A écouter Lausanne, cette manière de procéder permettra d'éviter de refaire passer le contribuable à la caisse dans quelques années, car avec cet emprunt "sécurisé" jusqu'en 2052, la CPCL est dispensée de placer son argent sur les marchés. C'est possible. Mais cela peut aussi être faux. Si l'inflation repointait le bout de son nez – ce que beaucoup d'experts redoutent à moyen terme – notre beau montage s'écroulera comme un château de cartes. Et le contribuable repassera à la casserole pour une troisième tonte. Cela n'a rien de théorique: la hausse de l'indice des prix à la consommation dépassait les 6% en 1990… C'était il y a 20 ans seulement: la CPCL s'engage quant à elle pour 40 ans.

A sa décharge, reconnaissons que Lausanne n'est pas seule à agir de la sorte. Mais le calcul ci-dessus montre que le contribuable restera encore longtemps le dindon de la farce en matière de caisses de pension publiques.

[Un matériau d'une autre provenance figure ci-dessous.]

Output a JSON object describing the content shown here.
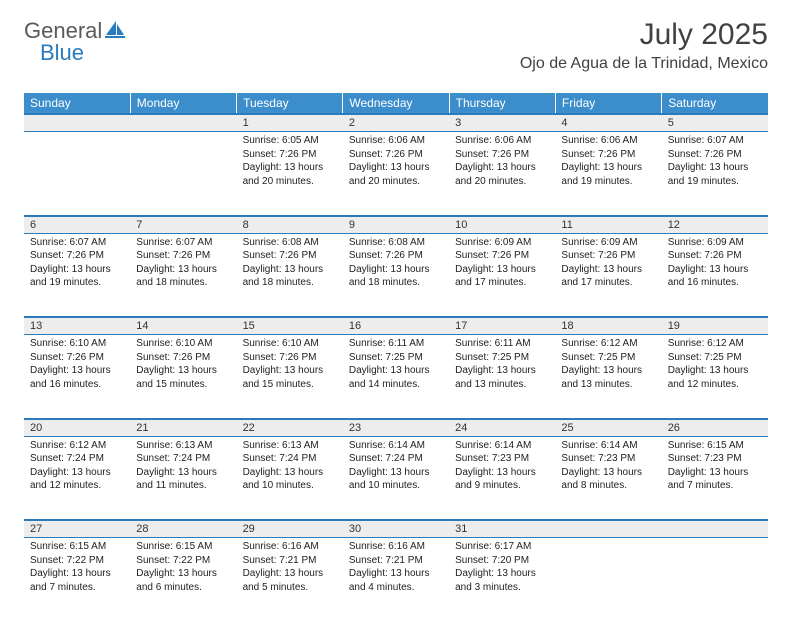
{
  "logo": {
    "general": "General",
    "blue": "Blue"
  },
  "title": "July 2025",
  "location": "Ojo de Agua de la Trinidad, Mexico",
  "colors": {
    "header_bg": "#3c8dcc",
    "header_text": "#ffffff",
    "rule": "#2a7ac0",
    "daynum_bg": "#ededed",
    "text": "#222222",
    "logo_gray": "#5a5a5a",
    "logo_blue": "#2a7ac0"
  },
  "weekdays": [
    "Sunday",
    "Monday",
    "Tuesday",
    "Wednesday",
    "Thursday",
    "Friday",
    "Saturday"
  ],
  "weeks": [
    [
      {
        "d": "",
        "sr": "",
        "ss": "",
        "dl1": "",
        "dl2": ""
      },
      {
        "d": "",
        "sr": "",
        "ss": "",
        "dl1": "",
        "dl2": ""
      },
      {
        "d": "1",
        "sr": "Sunrise: 6:05 AM",
        "ss": "Sunset: 7:26 PM",
        "dl1": "Daylight: 13 hours",
        "dl2": "and 20 minutes."
      },
      {
        "d": "2",
        "sr": "Sunrise: 6:06 AM",
        "ss": "Sunset: 7:26 PM",
        "dl1": "Daylight: 13 hours",
        "dl2": "and 20 minutes."
      },
      {
        "d": "3",
        "sr": "Sunrise: 6:06 AM",
        "ss": "Sunset: 7:26 PM",
        "dl1": "Daylight: 13 hours",
        "dl2": "and 20 minutes."
      },
      {
        "d": "4",
        "sr": "Sunrise: 6:06 AM",
        "ss": "Sunset: 7:26 PM",
        "dl1": "Daylight: 13 hours",
        "dl2": "and 19 minutes."
      },
      {
        "d": "5",
        "sr": "Sunrise: 6:07 AM",
        "ss": "Sunset: 7:26 PM",
        "dl1": "Daylight: 13 hours",
        "dl2": "and 19 minutes."
      }
    ],
    [
      {
        "d": "6",
        "sr": "Sunrise: 6:07 AM",
        "ss": "Sunset: 7:26 PM",
        "dl1": "Daylight: 13 hours",
        "dl2": "and 19 minutes."
      },
      {
        "d": "7",
        "sr": "Sunrise: 6:07 AM",
        "ss": "Sunset: 7:26 PM",
        "dl1": "Daylight: 13 hours",
        "dl2": "and 18 minutes."
      },
      {
        "d": "8",
        "sr": "Sunrise: 6:08 AM",
        "ss": "Sunset: 7:26 PM",
        "dl1": "Daylight: 13 hours",
        "dl2": "and 18 minutes."
      },
      {
        "d": "9",
        "sr": "Sunrise: 6:08 AM",
        "ss": "Sunset: 7:26 PM",
        "dl1": "Daylight: 13 hours",
        "dl2": "and 18 minutes."
      },
      {
        "d": "10",
        "sr": "Sunrise: 6:09 AM",
        "ss": "Sunset: 7:26 PM",
        "dl1": "Daylight: 13 hours",
        "dl2": "and 17 minutes."
      },
      {
        "d": "11",
        "sr": "Sunrise: 6:09 AM",
        "ss": "Sunset: 7:26 PM",
        "dl1": "Daylight: 13 hours",
        "dl2": "and 17 minutes."
      },
      {
        "d": "12",
        "sr": "Sunrise: 6:09 AM",
        "ss": "Sunset: 7:26 PM",
        "dl1": "Daylight: 13 hours",
        "dl2": "and 16 minutes."
      }
    ],
    [
      {
        "d": "13",
        "sr": "Sunrise: 6:10 AM",
        "ss": "Sunset: 7:26 PM",
        "dl1": "Daylight: 13 hours",
        "dl2": "and 16 minutes."
      },
      {
        "d": "14",
        "sr": "Sunrise: 6:10 AM",
        "ss": "Sunset: 7:26 PM",
        "dl1": "Daylight: 13 hours",
        "dl2": "and 15 minutes."
      },
      {
        "d": "15",
        "sr": "Sunrise: 6:10 AM",
        "ss": "Sunset: 7:26 PM",
        "dl1": "Daylight: 13 hours",
        "dl2": "and 15 minutes."
      },
      {
        "d": "16",
        "sr": "Sunrise: 6:11 AM",
        "ss": "Sunset: 7:25 PM",
        "dl1": "Daylight: 13 hours",
        "dl2": "and 14 minutes."
      },
      {
        "d": "17",
        "sr": "Sunrise: 6:11 AM",
        "ss": "Sunset: 7:25 PM",
        "dl1": "Daylight: 13 hours",
        "dl2": "and 13 minutes."
      },
      {
        "d": "18",
        "sr": "Sunrise: 6:12 AM",
        "ss": "Sunset: 7:25 PM",
        "dl1": "Daylight: 13 hours",
        "dl2": "and 13 minutes."
      },
      {
        "d": "19",
        "sr": "Sunrise: 6:12 AM",
        "ss": "Sunset: 7:25 PM",
        "dl1": "Daylight: 13 hours",
        "dl2": "and 12 minutes."
      }
    ],
    [
      {
        "d": "20",
        "sr": "Sunrise: 6:12 AM",
        "ss": "Sunset: 7:24 PM",
        "dl1": "Daylight: 13 hours",
        "dl2": "and 12 minutes."
      },
      {
        "d": "21",
        "sr": "Sunrise: 6:13 AM",
        "ss": "Sunset: 7:24 PM",
        "dl1": "Daylight: 13 hours",
        "dl2": "and 11 minutes."
      },
      {
        "d": "22",
        "sr": "Sunrise: 6:13 AM",
        "ss": "Sunset: 7:24 PM",
        "dl1": "Daylight: 13 hours",
        "dl2": "and 10 minutes."
      },
      {
        "d": "23",
        "sr": "Sunrise: 6:14 AM",
        "ss": "Sunset: 7:24 PM",
        "dl1": "Daylight: 13 hours",
        "dl2": "and 10 minutes."
      },
      {
        "d": "24",
        "sr": "Sunrise: 6:14 AM",
        "ss": "Sunset: 7:23 PM",
        "dl1": "Daylight: 13 hours",
        "dl2": "and 9 minutes."
      },
      {
        "d": "25",
        "sr": "Sunrise: 6:14 AM",
        "ss": "Sunset: 7:23 PM",
        "dl1": "Daylight: 13 hours",
        "dl2": "and 8 minutes."
      },
      {
        "d": "26",
        "sr": "Sunrise: 6:15 AM",
        "ss": "Sunset: 7:23 PM",
        "dl1": "Daylight: 13 hours",
        "dl2": "and 7 minutes."
      }
    ],
    [
      {
        "d": "27",
        "sr": "Sunrise: 6:15 AM",
        "ss": "Sunset: 7:22 PM",
        "dl1": "Daylight: 13 hours",
        "dl2": "and 7 minutes."
      },
      {
        "d": "28",
        "sr": "Sunrise: 6:15 AM",
        "ss": "Sunset: 7:22 PM",
        "dl1": "Daylight: 13 hours",
        "dl2": "and 6 minutes."
      },
      {
        "d": "29",
        "sr": "Sunrise: 6:16 AM",
        "ss": "Sunset: 7:21 PM",
        "dl1": "Daylight: 13 hours",
        "dl2": "and 5 minutes."
      },
      {
        "d": "30",
        "sr": "Sunrise: 6:16 AM",
        "ss": "Sunset: 7:21 PM",
        "dl1": "Daylight: 13 hours",
        "dl2": "and 4 minutes."
      },
      {
        "d": "31",
        "sr": "Sunrise: 6:17 AM",
        "ss": "Sunset: 7:20 PM",
        "dl1": "Daylight: 13 hours",
        "dl2": "and 3 minutes."
      },
      {
        "d": "",
        "sr": "",
        "ss": "",
        "dl1": "",
        "dl2": ""
      },
      {
        "d": "",
        "sr": "",
        "ss": "",
        "dl1": "",
        "dl2": ""
      }
    ]
  ]
}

Ces dernières ont été traitées avec légèreté pendant des années. Elles ont offert des prestations qui ne correspondaient pas à leur capacité financière. Elles ont été sous-capitalisées.

Il faut maintenant empoigner le taureau par les cornes. Recapitaliser, permettre aux caisses de générer du rendement et d'évoluer avec les marchés, et enfin adapter les prestations au rendement des institutions. Le bricolage, les tonneaux sans fonds, n'ont plus leur place dans le deuxième pilier!